The way I was demoralized, piloting a barely-armed supply ship in the rear echelons of our formation.

Which was in itself a mark of the stupidity of our commanders—the fact that they thought there could be such a thing as a “rear echelon” during a war in three-dimensional space.

There might have been dozens of men who could have seen what I saw—the point of vulnerability in the Formics’ formation—but they had long since left the service. The only reason I was there was because I couldn’t afford to quit before vesting in my pension. So I put up with spiteful commanders who would punish me for being a better officer than they would ever be. I took the abuse, the contempt, and so there I was piloting a ship with only two weapons—slow missiles at that.

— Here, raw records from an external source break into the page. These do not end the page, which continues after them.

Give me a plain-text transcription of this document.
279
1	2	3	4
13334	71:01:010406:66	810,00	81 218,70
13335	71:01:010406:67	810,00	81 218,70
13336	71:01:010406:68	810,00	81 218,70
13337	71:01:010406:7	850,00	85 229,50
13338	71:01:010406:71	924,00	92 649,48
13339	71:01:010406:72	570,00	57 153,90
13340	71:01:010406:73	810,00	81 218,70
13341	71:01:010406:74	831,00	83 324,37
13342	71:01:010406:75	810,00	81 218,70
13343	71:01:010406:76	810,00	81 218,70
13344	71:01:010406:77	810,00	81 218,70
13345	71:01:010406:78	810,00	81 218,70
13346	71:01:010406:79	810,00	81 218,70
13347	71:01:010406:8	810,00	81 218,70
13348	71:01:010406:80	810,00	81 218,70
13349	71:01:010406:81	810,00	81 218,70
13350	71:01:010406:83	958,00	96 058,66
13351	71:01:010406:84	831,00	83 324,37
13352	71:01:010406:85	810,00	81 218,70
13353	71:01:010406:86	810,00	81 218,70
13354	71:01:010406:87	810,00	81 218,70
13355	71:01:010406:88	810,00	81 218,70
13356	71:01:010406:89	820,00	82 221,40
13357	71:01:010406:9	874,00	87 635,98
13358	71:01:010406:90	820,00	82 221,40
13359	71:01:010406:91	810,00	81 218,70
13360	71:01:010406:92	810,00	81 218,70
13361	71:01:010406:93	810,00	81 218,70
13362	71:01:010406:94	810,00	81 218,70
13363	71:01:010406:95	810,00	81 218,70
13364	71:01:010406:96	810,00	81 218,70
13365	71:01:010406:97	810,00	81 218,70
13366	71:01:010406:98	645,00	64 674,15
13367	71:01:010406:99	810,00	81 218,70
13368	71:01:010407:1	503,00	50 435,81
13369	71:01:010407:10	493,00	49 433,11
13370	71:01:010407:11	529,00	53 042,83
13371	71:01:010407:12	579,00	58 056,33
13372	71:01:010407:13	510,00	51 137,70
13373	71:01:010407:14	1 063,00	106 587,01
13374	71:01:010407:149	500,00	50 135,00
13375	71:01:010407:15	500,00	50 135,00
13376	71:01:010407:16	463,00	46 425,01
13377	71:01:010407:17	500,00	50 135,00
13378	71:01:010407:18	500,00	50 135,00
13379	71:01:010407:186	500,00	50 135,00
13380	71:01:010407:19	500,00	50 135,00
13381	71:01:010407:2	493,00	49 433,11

Turned out I only needed one.

But who could have predicted that I’d be there, that I’d see what I saw, and that I’d commit career suicide by firing my missiles against orders—and then I’d turn out to be right? What process can test for that? Might as well resort to prayer—either God is looking out for the human race or he doesn’t care. If he cares, then we’ll go on surviving despite our stupidity. If he doesn’t, then we won’t.

In a universe that works like that, any attempt to identify in advance the traits of great commanders is utterly wasted.

“Incoming visuals,” said the computer.

Mazer looked down at his desk screen, where he had jotted:

Desperation

Intuition (test for that, sucker!)

Tolerance for the orders of fools.

Borderline-insane sense of personal mission.

Yeah, that’s the list Graff’s hoping I’ll send him.

And now the boy was sending him visuals. Who approved that?